This item has been updated since its original posting.

With nine days to go before $85 billion in automatic federal spending cuts begin, some Democrats are calling on Republican leaders to reconvene the House immediately and find a way to avert the spending reductions known as "sequester."

Both the House and Senate are on recess this week -- or what House leaders officially call a "District Work Period" -- because both chambers traditionally break during the week of the Presidents' Day holiday. The congressional schedule was set before lawmakers and the White House agreed on the March 1 sequester start date.

A view of the U.S. Capitol Building, March 25, 2012 in Washington, D.C. (Brendan Smialowski -- AFP/Getty Images)


Lacking control of the House, Democrats often call on Boehner and House Majority Leader Eric Cantor (R-Va.) (who sets the House calendar) to cancel a recess and stay in Washington to work on legislation designed to bolster the economy. Senate Republicans, also lacking control of their chamber, also have called on Senate Majority Leader Harry M. Reid (D-Nev.) to cancel Senate recesses.
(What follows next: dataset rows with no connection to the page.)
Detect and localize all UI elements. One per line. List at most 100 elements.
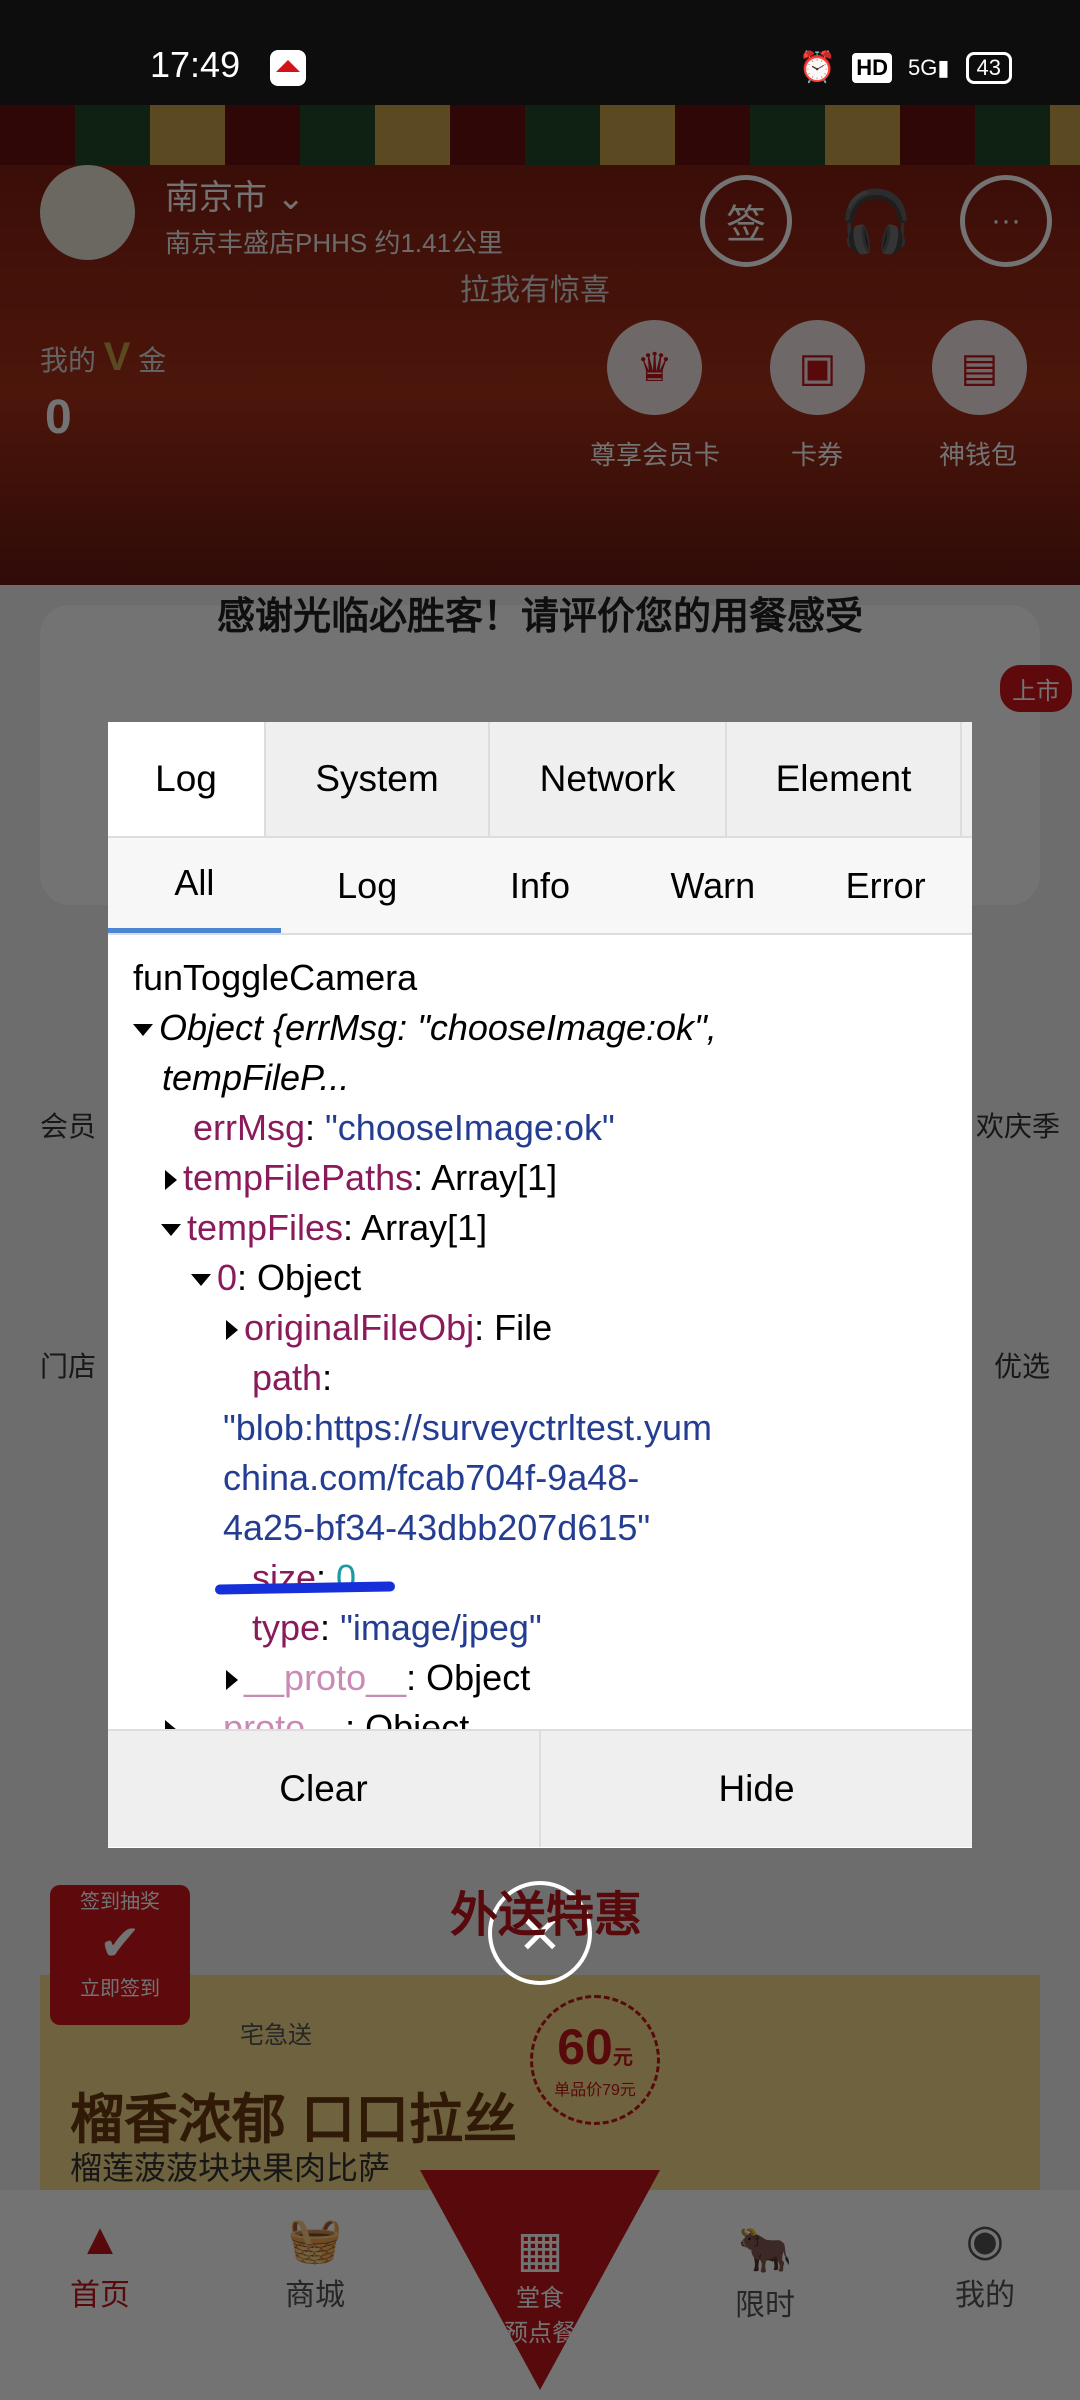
- key: errMsg: [193, 1107, 306, 1148]
- nav-limited[interactable]: 🐂 限时: [685, 2220, 845, 2324]
- tab-network[interactable]: Network: [490, 722, 727, 836]
- tab-log[interactable]: Log: [108, 722, 266, 836]
- signal-icon: 5G▮: [908, 54, 950, 80]
- value: Array[1]: [361, 1207, 488, 1248]
- sign-label: 签: [726, 203, 766, 247]
- price-unit: 元: [612, 2047, 633, 2069]
- qr-code-icon: ▦: [516, 2221, 564, 2277]
- bull-icon: 🐂: [737, 2226, 793, 2275]
- path-value-3: 4a25-bf34-43dbb207d615": [223, 1507, 651, 1548]
- key: tempFilePaths: [183, 1157, 414, 1198]
- sign-in-lottery[interactable]: 签到抽奖 ✔ 立即签到: [50, 1885, 190, 2025]
- store-info[interactable]: 南京丰盛店PHHS 约1.41公里: [165, 223, 503, 260]
- object-summary[interactable]: Object {errMsg: "chooseImage:ok",: [108, 1003, 972, 1053]
- my-label: 我的: [40, 345, 97, 376]
- pull-surprise[interactable]: 拉我有惊喜: [460, 265, 610, 309]
- sign-in-now: 立即签到: [80, 1978, 160, 2000]
- crown-icon[interactable]: ♛: [607, 320, 702, 415]
- alarm-icon: ⏰: [798, 51, 837, 84]
- log-output[interactable]: funToggleCamera Object {errMsg: "chooseI…: [108, 935, 972, 1729]
- wallet-icon[interactable]: ▣: [770, 320, 865, 415]
- tempfilepaths-line[interactable]: tempFilePaths: Array[1]: [108, 1153, 972, 1203]
- collapse-triangle-icon: [161, 1224, 181, 1237]
- expand-triangle-icon: [165, 1170, 177, 1191]
- expand-triangle-icon: [165, 1720, 177, 1729]
- filter-all[interactable]: All: [108, 838, 281, 933]
- v-gold-label: 我的 V 金: [40, 335, 166, 380]
- headset-icon[interactable]: 🎧: [830, 175, 922, 267]
- hide-button[interactable]: Hide: [539, 1731, 972, 1847]
- tab-element[interactable]: Element: [727, 722, 962, 836]
- section-title: 外送特惠: [450, 1889, 643, 1942]
- nav-home[interactable]: ▲ 首页: [20, 2210, 180, 2314]
- nav-home-label: 首页: [70, 2279, 130, 2312]
- filter-info[interactable]: Info: [454, 838, 627, 933]
- side-label-left2[interactable]: 门店: [40, 1345, 96, 1385]
- nav-limited-label: 限时: [735, 2289, 795, 2322]
- key: originalFileObj: [244, 1307, 475, 1348]
- sign-in-badge: 签到抽奖: [80, 1891, 160, 1913]
- side-label-right2[interactable]: 优选: [994, 1345, 1050, 1385]
- expand-triangle-icon: [226, 1320, 238, 1341]
- console-actions: Clear Hide: [108, 1729, 972, 1847]
- path-line: path:: [252, 1357, 333, 1398]
- message-icon[interactable]: ···: [960, 175, 1052, 267]
- city-label: 南京市: [165, 179, 267, 217]
- expand-triangle-icon: [226, 1670, 238, 1691]
- value: "image/jpeg": [340, 1607, 542, 1648]
- nav-mine-label: 我的: [955, 2279, 1015, 2312]
- v-gold-value: 0: [45, 391, 72, 444]
- object-summary-cont: tempFileP...: [162, 1057, 350, 1098]
- size-line: size: 0: [252, 1557, 357, 1598]
- index-line[interactable]: 0: Object: [108, 1253, 972, 1303]
- network-type: 5G: [908, 54, 938, 80]
- filter-error[interactable]: Error: [799, 838, 972, 933]
- coupon-label[interactable]: 卡券: [737, 435, 897, 472]
- console-tabs: Log System Network Element: [108, 722, 972, 838]
- purse-icon[interactable]: ▤: [932, 320, 1027, 415]
- pizzahut-roof-icon: ▲: [78, 2215, 122, 2264]
- nav-mine[interactable]: ◉ 我的: [905, 2210, 1065, 2314]
- pizzahut-notification-icon: [270, 50, 306, 86]
- member-card-label[interactable]: 尊享会员卡: [575, 435, 735, 472]
- originalfileobj-line[interactable]: originalFileObj: File: [108, 1303, 972, 1353]
- christmas-header: 南京市 ⌄ 南京丰盛店PHHS 约1.41公里 拉我有惊喜 签 🎧 ··· 我的…: [0, 105, 1080, 585]
- qr-order-button[interactable]: ▦ 堂食 预点餐: [420, 2170, 660, 2390]
- key: type: [252, 1607, 321, 1648]
- city-selector[interactable]: 南京市 ⌄: [165, 170, 305, 219]
- side-label-right1[interactable]: 欢庆季: [976, 1105, 1060, 1145]
- key: 0: [217, 1257, 238, 1298]
- proto-line[interactable]: __proto__: Object: [108, 1653, 972, 1703]
- errmsg-line: errMsg: "chooseImage:ok": [193, 1107, 615, 1148]
- filter-log[interactable]: Log: [281, 838, 454, 933]
- path-value-1: "blob:https://surveyctrltest.yum: [223, 1407, 712, 1448]
- value: Object: [257, 1257, 362, 1298]
- tempfiles-line[interactable]: tempFiles: Array[1]: [108, 1203, 972, 1253]
- filter-warn[interactable]: Warn: [626, 838, 799, 933]
- key: tempFiles: [187, 1207, 344, 1248]
- qr-line1: 堂食: [516, 2285, 564, 2312]
- proto-line-outer[interactable]: __proto__: Object: [108, 1703, 972, 1729]
- clear-button[interactable]: Clear: [108, 1731, 539, 1847]
- bottom-nav: ▲ 首页 🧺 商城 ▦ 堂食 预点餐 🐂 限时 ◉ 我的: [0, 2170, 1080, 2400]
- key: __proto__: [183, 1707, 346, 1729]
- log-filter-tabs: All Log Info Warn Error: [108, 838, 972, 935]
- wallet-label[interactable]: 神钱包: [898, 435, 1058, 472]
- status-bar: 17:49 ⏰ HD 5G▮ 43: [0, 0, 1080, 105]
- sign-in-icon[interactable]: 签: [700, 175, 792, 267]
- tab-system[interactable]: System: [266, 722, 490, 836]
- avatar[interactable]: [40, 165, 135, 260]
- chevron-down-icon: ⌄: [276, 179, 305, 217]
- v-letter: V: [103, 335, 131, 379]
- side-label-left1[interactable]: 会员: [40, 1105, 96, 1145]
- battery-icon: 43: [965, 51, 1012, 84]
- log-line: funToggleCamera: [133, 957, 418, 998]
- value: "chooseImage:ok": [325, 1107, 615, 1148]
- vconsole-panel: Log System Network Element All Log Info …: [108, 722, 972, 1848]
- key: path: [252, 1357, 323, 1398]
- value: Object: [426, 1657, 531, 1698]
- basket-icon: 🧺: [287, 2216, 343, 2265]
- hd-icon: HD: [852, 52, 893, 83]
- nav-mall[interactable]: 🧺 商城: [235, 2210, 395, 2314]
- price: 60: [557, 2019, 613, 2075]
So House Democrats tried again Wednesday, as Rep. Rob Andrews (D-N.J.) called sequester "an unnecessary self-inflicted wound on the United States economy."

"Congress should come back to Washington to fix the problem,” said Andrews, whose district is home to several government contracting firms.

Andrews wouldn't say where he was -- back home in New Jersey or at his desk in Washington -- but Rep. Matt Cartwright (D-Pa.) made clear he's on Capitol Hill waiting for a solution. The apparent lack of concern among his GOP colleagues means "It's like the airplane is going down, and we’re taking a break to watch the in-flight movie," he said.

Cartwright's district includes a General Dynamics factory building parts for the U.S. military's Abrams tanks. During a recent visit to the factory, workers pressed him on why Congress isn't acting to avoid the cuts.

"The workers were stopping me -- members of the United Auto Workers -- were asking me, what’s going to happen with their jobs, and what are we doing about the sequester? And I was dumbfounded, because the House isn’t doing anything, we’re on vacation this week," he said.

Andrews, Cartwright and other House Democrats shared with reporters in a midday conference call some of the fears and adverse affects of the sequester they're hearing about back home.

Rep. Nita Lowey (D-N.Y.), the most senior Democrat on the House Appropriations Committee, said her suburban New York City district is home to several hospitals likely to see reductions in federal grants for medical research. Several hospital executives have approached her with concerns -- as have airplane travelers who use the three major New York-area airports.

"Air-traffic controllers will be laid off. This again will have devastating affects on the economy," she said. "Planes will be slowed down, fewer planes will be able to fly."

Both the National Institutes of Health and Federal Aviation Administration are expecting significant cuts if the sequester begins as scheduled. FAA officials and air-traffic controller union representatives have said furloughs or layoffs are likely.

Rep. Bobby Scott (D-Va.), whose Tidewater-area district is home to federal agencies, military installations and dozens of major military contractors, said a local economist told him that the economic setbacks from sequester would rival the recession in 2008 and 2009.

"Being on recess during this is absurd," Scott said, adding later: "We should be at work. It’s going to be hard. If you want to have a substitute for a $1.2 trillion sequester, you have to come up with some alternative that’s not as bad as the sequester. … You can’t decide this in a one or two-day session. We need to be at work, we need to be working on a solution."

For his part, Boehner reiterated Wednesday that he also remains opposed to the budget cuts. In response to the Defense Department's tentative plans to furlough 800,000 civilian employees once sequestration begins, Boehner noted that the House has twice before passed plans to avert the sequester.

"Despite dire warnings from his own Secretary of Defense for more than a year that the sequester would ‘hollow out’ our military, the president has yet to put forward a specific plan that can pass his Democratic-controlled Senate, and has exerted no pressure on the Democratic leadership of the Senate to actually pass legislation to replace the sequester he proposed," Boehner said in a statement. "As the commander-in-chief, President Obama is ultimately responsible for our military readiness, so it’s fair to ask: what is he doing to stop his sequester that would ‘hollow out’ our Armed Forces?”

House Democrats can do little officially to present or pass plans to avert the sequester, but the caucus's Steering and Policy Committee plans to meet Thursday afternoon to discuss the potential affects of the budget cuts.